Ce fut en dînant tête à tête avec sa femme qu'il lui apprit sa résolution de divorcer avec elle. En l'entendant, Joséphine, s'évanouit. Aussi effrayé qu'ému de l'effet qu'il venait de produire, dit M. d'Haussonville, Napoléon entr'ouvrit la porte de son cabinet et appela à son aide le chambellan de service, M. de Bausset. L'évanouissement durant toujours, il demanda au chambellan si, pour éviter toute esclandre, il se sentait la force de porter l'impératrice jusque dans ses appartements, qui communiquaient avec les siens par un escalier dérobé.

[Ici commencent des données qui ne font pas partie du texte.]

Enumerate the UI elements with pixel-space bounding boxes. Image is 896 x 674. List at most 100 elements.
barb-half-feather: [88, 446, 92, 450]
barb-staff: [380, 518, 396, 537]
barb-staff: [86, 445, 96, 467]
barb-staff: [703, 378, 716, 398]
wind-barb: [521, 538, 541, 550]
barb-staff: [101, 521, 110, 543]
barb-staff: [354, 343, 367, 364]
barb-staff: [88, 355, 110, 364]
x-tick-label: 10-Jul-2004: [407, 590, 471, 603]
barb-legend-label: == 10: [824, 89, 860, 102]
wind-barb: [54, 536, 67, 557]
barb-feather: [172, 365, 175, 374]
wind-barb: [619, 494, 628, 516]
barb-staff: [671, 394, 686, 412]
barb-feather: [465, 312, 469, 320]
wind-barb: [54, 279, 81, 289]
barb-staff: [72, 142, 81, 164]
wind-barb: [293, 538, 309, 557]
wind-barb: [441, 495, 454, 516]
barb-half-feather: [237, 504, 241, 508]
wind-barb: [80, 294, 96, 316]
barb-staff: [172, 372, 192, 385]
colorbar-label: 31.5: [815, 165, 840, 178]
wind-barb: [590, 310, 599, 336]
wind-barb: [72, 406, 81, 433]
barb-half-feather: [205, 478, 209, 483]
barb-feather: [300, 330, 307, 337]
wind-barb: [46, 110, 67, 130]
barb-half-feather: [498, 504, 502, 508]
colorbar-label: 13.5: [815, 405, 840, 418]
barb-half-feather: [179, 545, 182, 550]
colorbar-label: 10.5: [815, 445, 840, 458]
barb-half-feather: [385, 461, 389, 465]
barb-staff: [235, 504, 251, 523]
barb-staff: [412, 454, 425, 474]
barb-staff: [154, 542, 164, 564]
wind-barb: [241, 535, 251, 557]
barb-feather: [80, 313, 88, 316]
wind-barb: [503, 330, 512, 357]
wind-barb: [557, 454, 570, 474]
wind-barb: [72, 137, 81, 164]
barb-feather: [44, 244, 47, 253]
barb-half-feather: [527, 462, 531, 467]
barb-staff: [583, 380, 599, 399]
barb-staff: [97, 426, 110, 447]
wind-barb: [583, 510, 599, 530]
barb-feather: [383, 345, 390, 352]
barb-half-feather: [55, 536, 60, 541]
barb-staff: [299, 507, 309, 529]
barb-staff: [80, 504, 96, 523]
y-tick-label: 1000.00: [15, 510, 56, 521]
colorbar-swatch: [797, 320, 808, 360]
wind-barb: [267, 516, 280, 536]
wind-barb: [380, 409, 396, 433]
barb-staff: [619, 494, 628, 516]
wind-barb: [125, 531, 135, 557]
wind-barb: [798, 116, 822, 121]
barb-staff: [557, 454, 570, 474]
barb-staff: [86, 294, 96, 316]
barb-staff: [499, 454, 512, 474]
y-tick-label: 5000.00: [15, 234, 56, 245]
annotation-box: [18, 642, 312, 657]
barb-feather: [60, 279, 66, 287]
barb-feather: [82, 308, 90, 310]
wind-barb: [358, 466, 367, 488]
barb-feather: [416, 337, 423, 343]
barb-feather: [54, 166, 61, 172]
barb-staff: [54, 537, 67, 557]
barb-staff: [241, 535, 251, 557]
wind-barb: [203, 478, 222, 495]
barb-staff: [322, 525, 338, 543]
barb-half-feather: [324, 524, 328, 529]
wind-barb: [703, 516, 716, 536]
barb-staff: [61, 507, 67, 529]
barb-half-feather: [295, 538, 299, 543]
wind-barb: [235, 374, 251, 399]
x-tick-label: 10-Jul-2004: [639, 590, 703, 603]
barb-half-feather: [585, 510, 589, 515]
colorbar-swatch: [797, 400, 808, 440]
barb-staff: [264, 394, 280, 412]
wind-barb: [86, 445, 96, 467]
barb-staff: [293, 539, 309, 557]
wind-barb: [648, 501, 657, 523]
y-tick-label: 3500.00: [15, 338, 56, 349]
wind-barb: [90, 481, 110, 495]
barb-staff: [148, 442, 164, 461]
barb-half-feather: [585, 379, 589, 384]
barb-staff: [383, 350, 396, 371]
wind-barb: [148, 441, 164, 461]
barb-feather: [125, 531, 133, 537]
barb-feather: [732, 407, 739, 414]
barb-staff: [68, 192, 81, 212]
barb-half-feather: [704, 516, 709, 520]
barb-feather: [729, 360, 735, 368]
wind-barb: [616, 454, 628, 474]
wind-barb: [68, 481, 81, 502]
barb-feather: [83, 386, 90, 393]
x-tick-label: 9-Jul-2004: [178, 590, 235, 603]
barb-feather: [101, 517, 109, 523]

M. de Bausset prit l'impératrice dans ses bras, et l'empereur, marchant le premier, à reculons, lui soutint soigneusement les pieds. Ils descendirent ainsi l'escalier. Rien n'avait paru feint ni arrangé à M. de Bausset dans la triste scène dont il était le témoin involontaire ; cependant, ses jambes s'étant un moment embarrassées dans son épée tandis qu'il descendait cet escalier étroit, comme il se roidissait pour ne pas laisser tomber son précieux fardeau, sa surprise fut assez grande d'entendre Joséphine lui dire tout bas : « Prenez garde, monsieur, vous me serrez trop fort. »

Malgré les supplications et les larmes de Joséphine, la volonté du maître s'accomplit.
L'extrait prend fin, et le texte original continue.